Snap Caps are a good way to protect the firing pin. Dry fire is a good practice point when ammo is in short supply.
Get yourself a shooting stick - primos trigger stick is a good one, makes a world of diff with offhand shots. As stated the sling is useful too.
Doing jumpnjacks or burpees or whatever you want to do to raise you blood pressure, adrenaline, etc. might cause you to start down a bad habit road w shooting - IMO, do your dry firing with snap caps, use a 22 or BB gun but understand neither of those is as accurate as your rifle, and figure out how to control yourself when you see something.
We spend way too much time and energy and money to play this game - no sense missing or making a bad shot cause you are shaking like a leaf.
Another thing is strength in holding the gun up. I'm old and shaky some of the time. The shooting stick helps, so does doing pushups and exercising. I'll shoot offhand inside 100 yards, will use stick out to 250 yards if I can rest my right elbow on something, if not, then 150-175 yards for stick.
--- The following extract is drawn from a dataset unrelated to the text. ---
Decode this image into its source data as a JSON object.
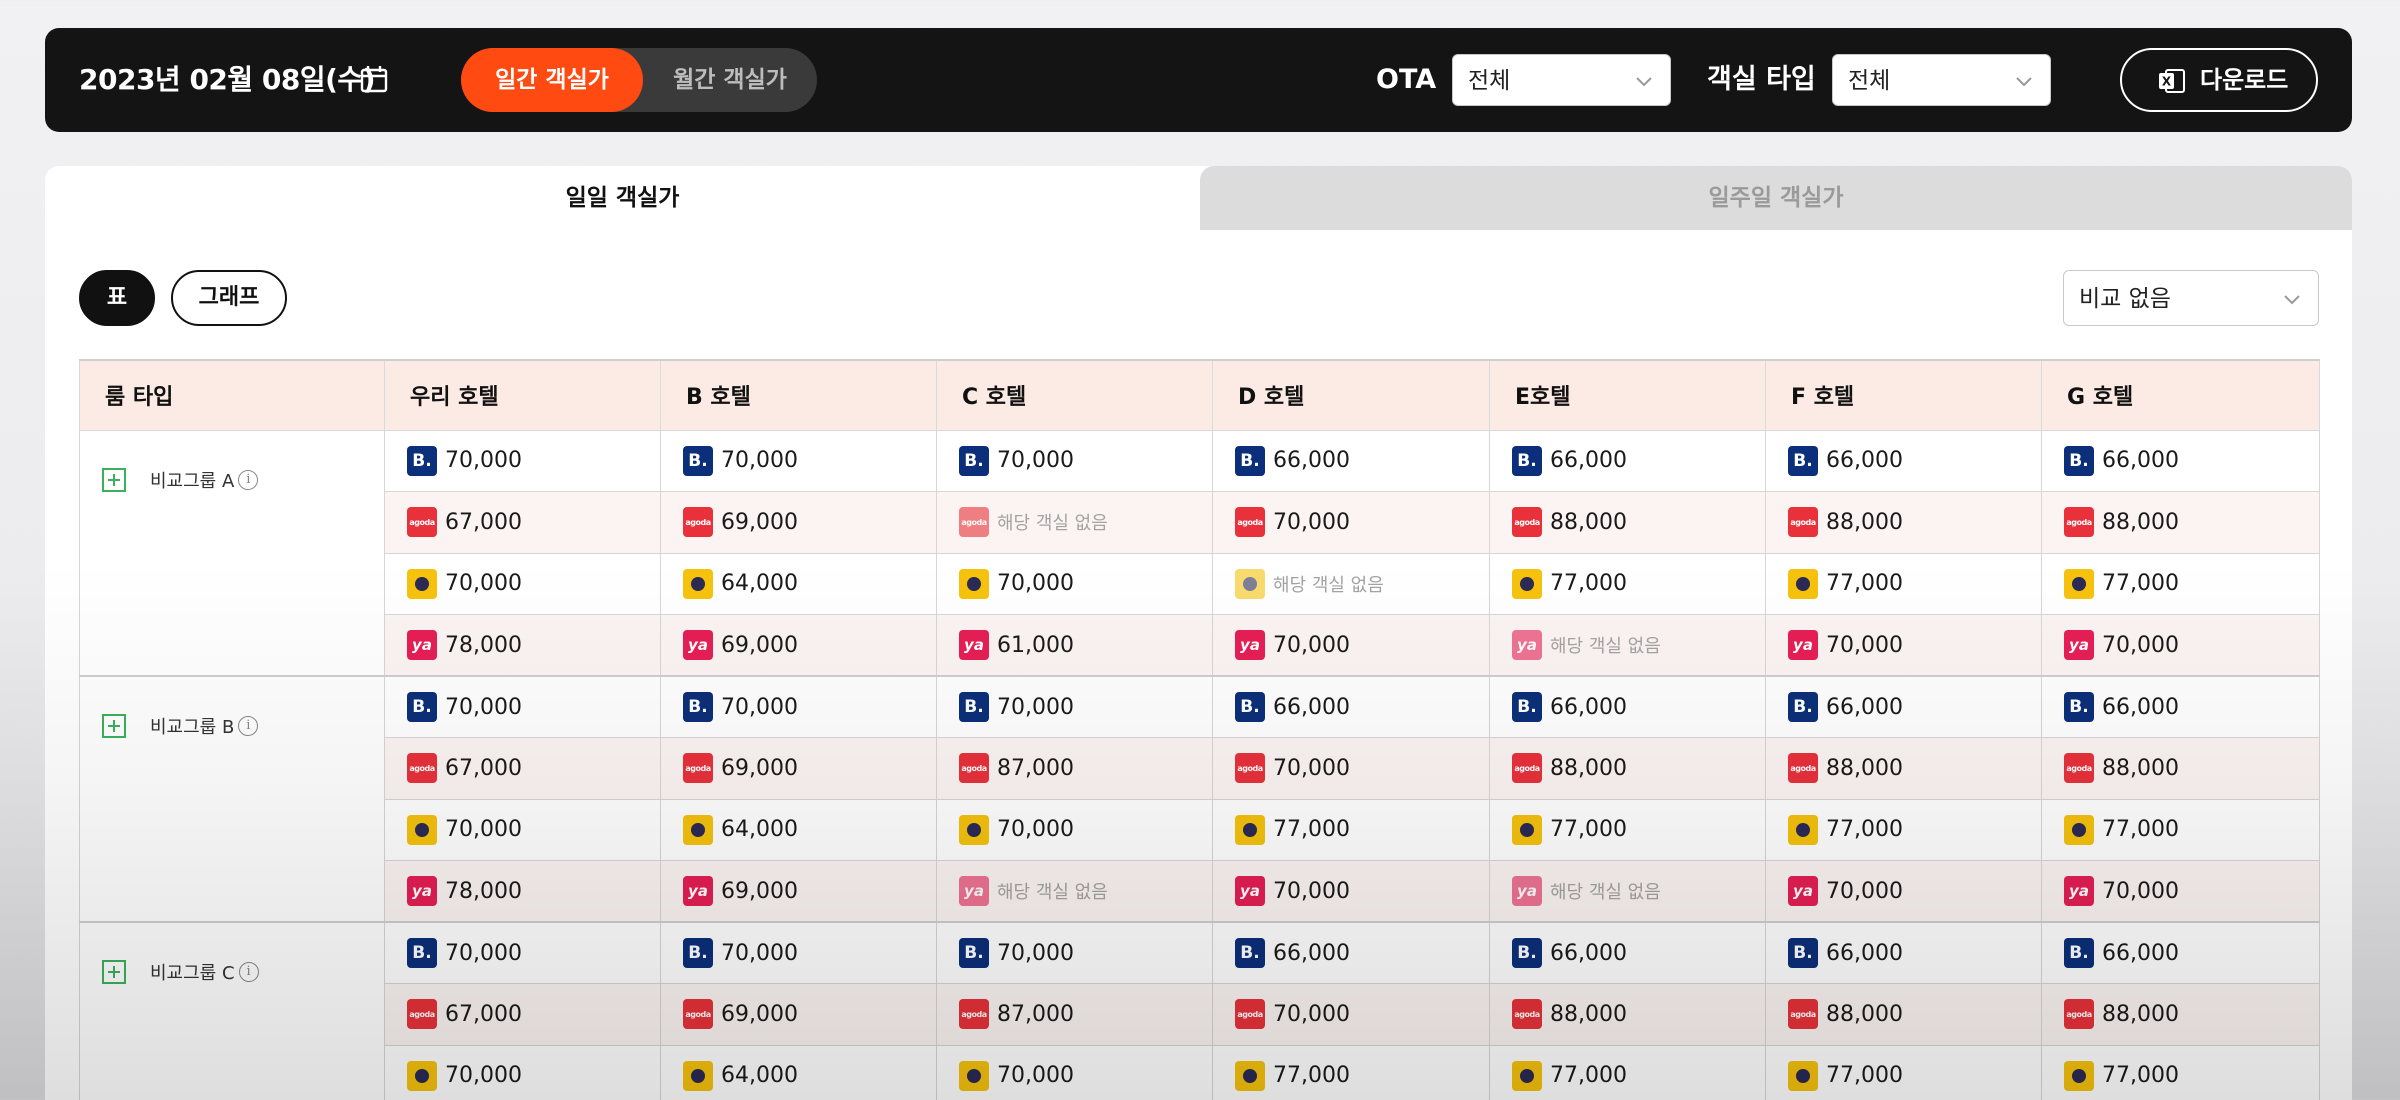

One of the deer I shot this year was running about 50 yards out thru a swamp - 4 shots in a "10 second" period, all aimed and most absorbed by trees - was tracking it thru scope and hit the trigger when the deer hit an opening while staying on the vitals. It always amazes me how muscle memory takes over during times like that. Never came off gun, never lost sight of deer, was almost like I had done that before.
Your practicing will make a difference in what happens in the field.